One of the ways the CPA can do that is by reducing the fees that they charge airlines, King-Hinds said.
She compared the Francisco C. Ada/Saipan International Airport to a water faucet, where the tourists are the water that come out through that faucet to support the CNMI’s economy. “I think that sometimes we’re going to spend a little bit of money—in this situation forego collection—to be able to realize a long-term gain,” King-Hinds said. “Obviously, the airline industry has been the most impacted as far as the pandemic is concerned. They’re having hard time getting back online.”
This comes as the Torres administration is proposing to reopen the CNMI’s economy by July 15, and policymakers are working balancing public health concerns and the need to have an economy that supports the government’s ability to provide essential services.

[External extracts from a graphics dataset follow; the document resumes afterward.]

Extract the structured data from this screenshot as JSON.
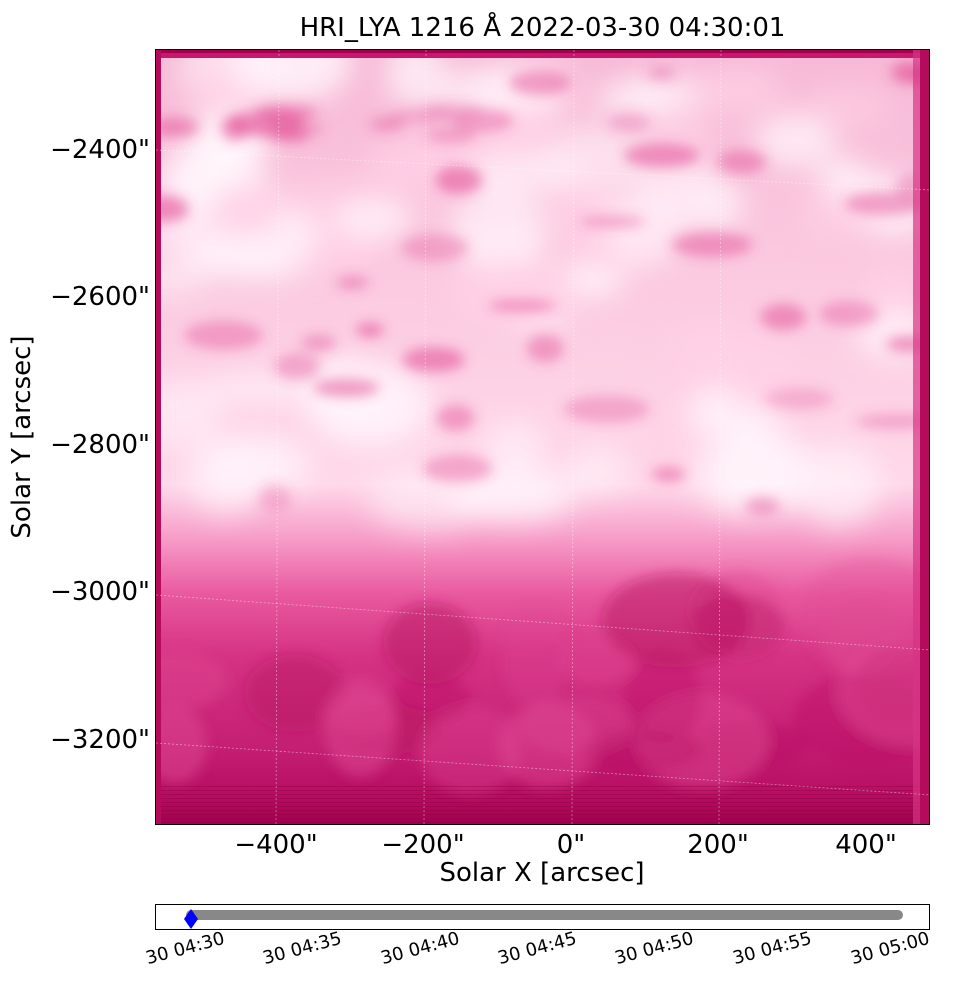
{
  "figure": {
    "title": "HRI_LYA 1216 Å 2022-03-30 04:30:01",
    "xlabel": "Solar X [arcsec]",
    "ylabel": "Solar Y [arcsec]",
    "x_ticks": [
      "−400\"",
      "−200\"",
      "0\"",
      "200\"",
      "400\""
    ],
    "y_ticks": [
      "−2400\"",
      "−2600\"",
      "−2800\"",
      "−3000\"",
      "−3200\""
    ],
    "colormap": {
      "dark": "#a0004c",
      "mid": "#e0438f",
      "light": "#ffd0e6",
      "brightest": "#fff4fa"
    },
    "timeline": {
      "ticks": [
        "30 04:30",
        "30 04:35",
        "30 04:40",
        "30 04:45",
        "30 04:50",
        "30 04:55",
        "30 05:00"
      ],
      "bar_color": "#888888",
      "marker_color": "#0000ff"
    }
  }
}
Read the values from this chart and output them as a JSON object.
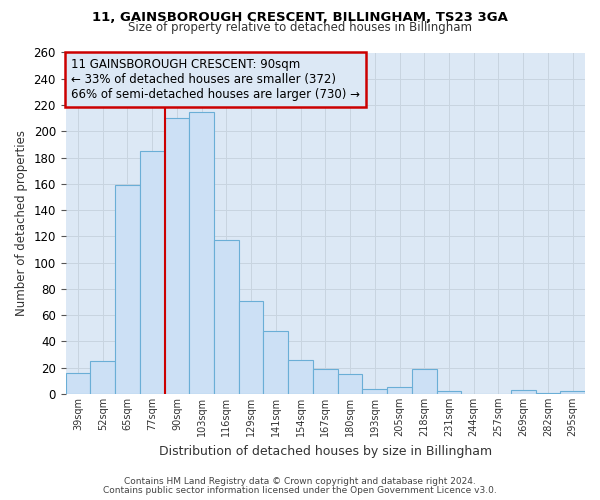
{
  "title1": "11, GAINSBOROUGH CRESCENT, BILLINGHAM, TS23 3GA",
  "title2": "Size of property relative to detached houses in Billingham",
  "xlabel": "Distribution of detached houses by size in Billingham",
  "ylabel": "Number of detached properties",
  "categories": [
    "39sqm",
    "52sqm",
    "65sqm",
    "77sqm",
    "90sqm",
    "103sqm",
    "116sqm",
    "129sqm",
    "141sqm",
    "154sqm",
    "167sqm",
    "180sqm",
    "193sqm",
    "205sqm",
    "218sqm",
    "231sqm",
    "244sqm",
    "257sqm",
    "269sqm",
    "282sqm",
    "295sqm"
  ],
  "values": [
    16,
    25,
    159,
    185,
    210,
    215,
    117,
    71,
    48,
    26,
    19,
    15,
    4,
    5,
    19,
    2,
    0,
    0,
    3,
    1,
    2
  ],
  "bar_color": "#cce0f5",
  "bar_edge_color": "#6aaed6",
  "grid_color": "#c8d4e0",
  "plot_bg_color": "#dce8f5",
  "fig_bg_color": "#ffffff",
  "vline_x_index": 4,
  "vline_color": "#cc0000",
  "annotation_text": "11 GAINSBOROUGH CRESCENT: 90sqm\n← 33% of detached houses are smaller (372)\n66% of semi-detached houses are larger (730) →",
  "annotation_box_edge_color": "#cc0000",
  "ylim": [
    0,
    260
  ],
  "yticks": [
    0,
    20,
    40,
    60,
    80,
    100,
    120,
    140,
    160,
    180,
    200,
    220,
    240,
    260
  ],
  "footer1": "Contains HM Land Registry data © Crown copyright and database right 2024.",
  "footer2": "Contains public sector information licensed under the Open Government Licence v3.0."
}
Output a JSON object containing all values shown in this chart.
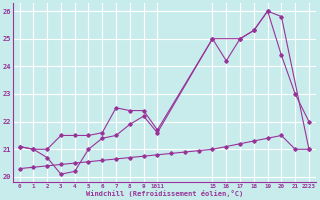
{
  "xlabel": "Windchill (Refroidissement éolien,°C)",
  "bg_color": "#c8ecec",
  "grid_color": "#ffffff",
  "line_color": "#993399",
  "ylim": [
    19.8,
    26.3
  ],
  "yticks": [
    20,
    21,
    22,
    23,
    24,
    25,
    26
  ],
  "x_labels": [
    "0",
    "1",
    "2",
    "3",
    "4",
    "5",
    "6",
    "7",
    "8",
    "9",
    "1011",
    "",
    "",
    "",
    "15",
    "16",
    "17",
    "18",
    "19",
    "20",
    "21",
    "2223"
  ],
  "n_points": 22,
  "series": [
    {
      "indices": [
        0,
        1,
        2,
        3,
        4,
        5,
        6,
        7,
        8,
        9,
        10,
        14,
        16,
        17,
        18,
        19,
        21
      ],
      "y": [
        21.1,
        21.0,
        20.7,
        20.1,
        20.2,
        21.0,
        21.4,
        21.5,
        21.9,
        22.2,
        21.6,
        25.0,
        25.0,
        25.3,
        26.0,
        25.8,
        21.0
      ]
    },
    {
      "indices": [
        0,
        1,
        2,
        3,
        4,
        5,
        6,
        7,
        8,
        9,
        10,
        14,
        15,
        16,
        17,
        18,
        19,
        20,
        21
      ],
      "y": [
        21.1,
        21.0,
        21.0,
        21.5,
        21.5,
        21.5,
        21.6,
        22.5,
        22.4,
        22.4,
        21.7,
        25.0,
        24.2,
        25.0,
        25.3,
        26.0,
        24.4,
        23.0,
        22.0
      ]
    },
    {
      "indices": [
        0,
        1,
        2,
        3,
        4,
        5,
        6,
        7,
        8,
        9,
        10,
        11,
        12,
        13,
        14,
        15,
        16,
        17,
        18,
        19,
        20,
        21
      ],
      "y": [
        20.3,
        20.35,
        20.4,
        20.45,
        20.5,
        20.55,
        20.6,
        20.65,
        20.7,
        20.75,
        20.8,
        20.85,
        20.9,
        20.95,
        21.0,
        21.1,
        21.2,
        21.3,
        21.4,
        21.5,
        21.0,
        21.0
      ]
    }
  ]
}
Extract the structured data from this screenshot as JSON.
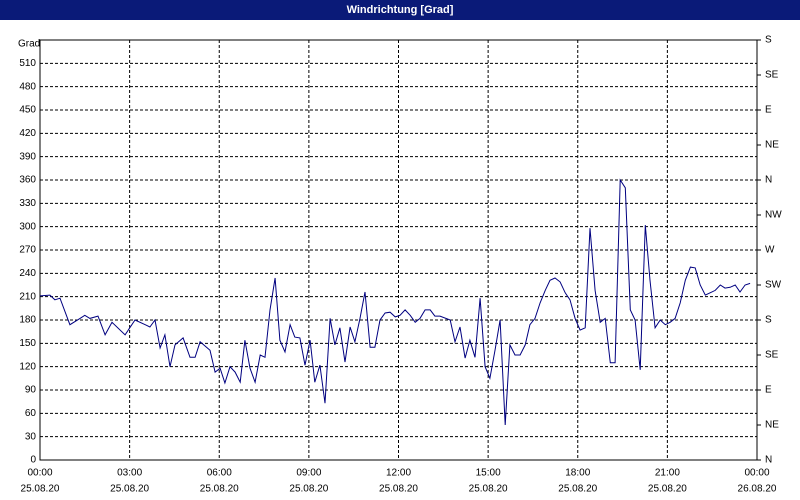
{
  "chart_data": {
    "type": "line",
    "title": "Windrichtung [Grad]",
    "y_label": "Grad",
    "x": [
      0,
      0.33,
      0.5,
      0.67,
      1.0,
      1.34,
      1.5,
      1.67,
      1.94,
      2.18,
      2.41,
      2.85,
      3.18,
      3.52,
      3.68,
      3.85,
      4.02,
      4.18,
      4.35,
      4.52,
      4.79,
      5.02,
      5.19,
      5.36,
      5.69,
      5.86,
      6.03,
      6.19,
      6.36,
      6.53,
      6.7,
      6.86,
      7.03,
      7.2,
      7.37,
      7.53,
      7.7,
      7.87,
      8.03,
      8.2,
      8.37,
      8.53,
      8.7,
      8.87,
      9.04,
      9.2,
      9.37,
      9.54,
      9.71,
      9.87,
      10.04,
      10.21,
      10.38,
      10.54,
      10.71,
      10.88,
      11.05,
      11.21,
      11.38,
      11.55,
      11.72,
      11.89,
      12.05,
      12.22,
      12.39,
      12.56,
      12.72,
      12.89,
      13.06,
      13.22,
      13.39,
      13.73,
      13.89,
      14.06,
      14.23,
      14.39,
      14.56,
      14.73,
      14.9,
      15.06,
      15.23,
      15.4,
      15.57,
      15.73,
      15.9,
      16.07,
      16.24,
      16.4,
      16.57,
      16.74,
      16.91,
      17.07,
      17.24,
      17.41,
      17.58,
      17.74,
      17.91,
      18.08,
      18.25,
      18.41,
      18.58,
      18.75,
      18.92,
      19.09,
      19.25,
      19.42,
      19.59,
      19.76,
      19.92,
      20.09,
      20.26,
      20.42,
      20.59,
      20.76,
      20.93,
      21.09,
      21.26,
      21.43,
      21.6,
      21.77,
      21.93,
      22.1,
      22.27,
      22.43,
      22.6,
      22.77,
      22.93,
      23.1,
      23.27,
      23.43,
      23.6,
      23.77
    ],
    "series": [
      {
        "name": "Windrichtung",
        "color": "#000080",
        "values": [
          211,
          212,
          206,
          208,
          174,
          182,
          186,
          182,
          185,
          161,
          177,
          161,
          180,
          174,
          171,
          180,
          144,
          161,
          120,
          148,
          157,
          132,
          132,
          152,
          141,
          113,
          118,
          99,
          120,
          113,
          100,
          154,
          118,
          100,
          135,
          132,
          193,
          234,
          154,
          139,
          174,
          158,
          157,
          122,
          154,
          100,
          122,
          73,
          182,
          148,
          170,
          126,
          171,
          152,
          182,
          216,
          145,
          145,
          180,
          189,
          190,
          184,
          186,
          193,
          186,
          177,
          182,
          193,
          193,
          185,
          185,
          180,
          152,
          171,
          131,
          154,
          132,
          208,
          120,
          105,
          141,
          180,
          45,
          148,
          135,
          135,
          148,
          174,
          182,
          202,
          218,
          231,
          234,
          229,
          215,
          206,
          182,
          167,
          170,
          298,
          218,
          177,
          182,
          125,
          125,
          360,
          350,
          193,
          180,
          116,
          302,
          231,
          170,
          180,
          174,
          177,
          182,
          202,
          231,
          248,
          247,
          225,
          212,
          215,
          218,
          225,
          221,
          222,
          225,
          216,
          225,
          227
        ]
      }
    ],
    "xlim": [
      0,
      24
    ],
    "xticks": [
      {
        "value": 0,
        "label": "00:00"
      },
      {
        "value": 3,
        "label": "03:00"
      },
      {
        "value": 6,
        "label": "06:00"
      },
      {
        "value": 9,
        "label": "09:00"
      },
      {
        "value": 12,
        "label": "12:00"
      },
      {
        "value": 15,
        "label": "15:00"
      },
      {
        "value": 18,
        "label": "18:00"
      },
      {
        "value": 21,
        "label": "21:00"
      },
      {
        "value": 24,
        "label": "00:00"
      }
    ],
    "xtick_dates": [
      "25.08.20",
      "25.08.20",
      "25.08.20",
      "25.08.20",
      "25.08.20",
      "25.08.20",
      "25.08.20",
      "25.08.20",
      "26.08.20"
    ],
    "ylim": [
      0,
      540
    ],
    "yticks": [
      0,
      30,
      60,
      90,
      120,
      150,
      180,
      210,
      240,
      270,
      300,
      330,
      360,
      390,
      420,
      450,
      480,
      510
    ],
    "y2lim": [
      0,
      540
    ],
    "y2ticks": [
      {
        "value": 0,
        "label": "N"
      },
      {
        "value": 45,
        "label": "NE"
      },
      {
        "value": 90,
        "label": "E"
      },
      {
        "value": 135,
        "label": "SE"
      },
      {
        "value": 180,
        "label": "S"
      },
      {
        "value": 225,
        "label": "SW"
      },
      {
        "value": 270,
        "label": "W"
      },
      {
        "value": 315,
        "label": "NW"
      },
      {
        "value": 360,
        "label": "N"
      },
      {
        "value": 405,
        "label": "NE"
      },
      {
        "value": 450,
        "label": "E"
      },
      {
        "value": 495,
        "label": "SE"
      },
      {
        "value": 540,
        "label": "S"
      }
    ],
    "grid": true
  }
}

King-Hinds concedes that the fees that they currently charge airlines are obviously what has sustained CPA’s operation but she also pointed out that the money CPA has received from the CARES Act is supplementing CPA’s operational budget right now.
She said the long-term plan is to be able to get CPA back to the level of where it used to be in terms of airport revenue collection. “What I’m proposing basically for the board to consider is giving a sizable discount to the airlines,” she said, adding that CPA also gave a three-month rent abatement to their tenants a few months ago.
She said she is proposing to give a 50% discount on landing fees, enplanement, deplanement fees, and any other applicable fees except for passenger facility charges. She said CPA cannot touch the passenger facility fees pursuant to Federal Aviation Administration’s regulations.
“I’m not expecting that, by giving this discount, a whole bunch of airlines are going to fly here because we still have the pandemic,” King-Hinds said, adding in a later interview that “each country has different requirements in terms of public health measures from point of origin.”
The chair said the board just passed CPA’s budget for fiscal year 2021, which has been supplemented by the CARES Act funding. Because of the amount they got from the CARES Act, CPA can sustain itself, she added.
“The idea basically is to look out long-term. We are collecting zero now,” King-Hinds said. From now until December, CPA is already expecting to collect zero revenue.
“Whether we give this discount or not, we’re already anticipating collecting zero. That’s how we forecasted our budget. So it would not hurt us by giving a discount,” she said, adding that this discount applies to all international and commuter flights because they cannot discriminate. In a later interview, King-Hinds said FAA requires that any discount should be applied to all airlines across the board.
“So what I’m suggesting is a 50% discount in terms of landing fees and enplanement and deplanement,” she said, adding that she is open to any suggestion that will provide relief to airlines.
Diaz said it’s an outstanding plan as this will extend the future plans of CPA’s business partners.
Villagomez suggested giving a discount for only three months, then possibly extend it.
Tudela said he is inclined to support the chair’s suggestion. “When I look at that, it tells me we’re actually giving 50% from zero. It doesn’t really hurt CPA per se,” Tudela pointed out.
Tudela hopes that the incentive will lure international airlines to come in, at least before December. “And before that, once they realize and experience the discount, they would probably be happy to stay on the route and have a continued scheduled flight,” Tudela said.
Reye said, “I’m on board.”
Toves said United Airlines and Star Marianas will be happy and welcome this proposal and may even consider providing additional flights.
King-Hinds later said that everybody is pitching in and figuring out ways on how to stimulate the CNMI’s economy.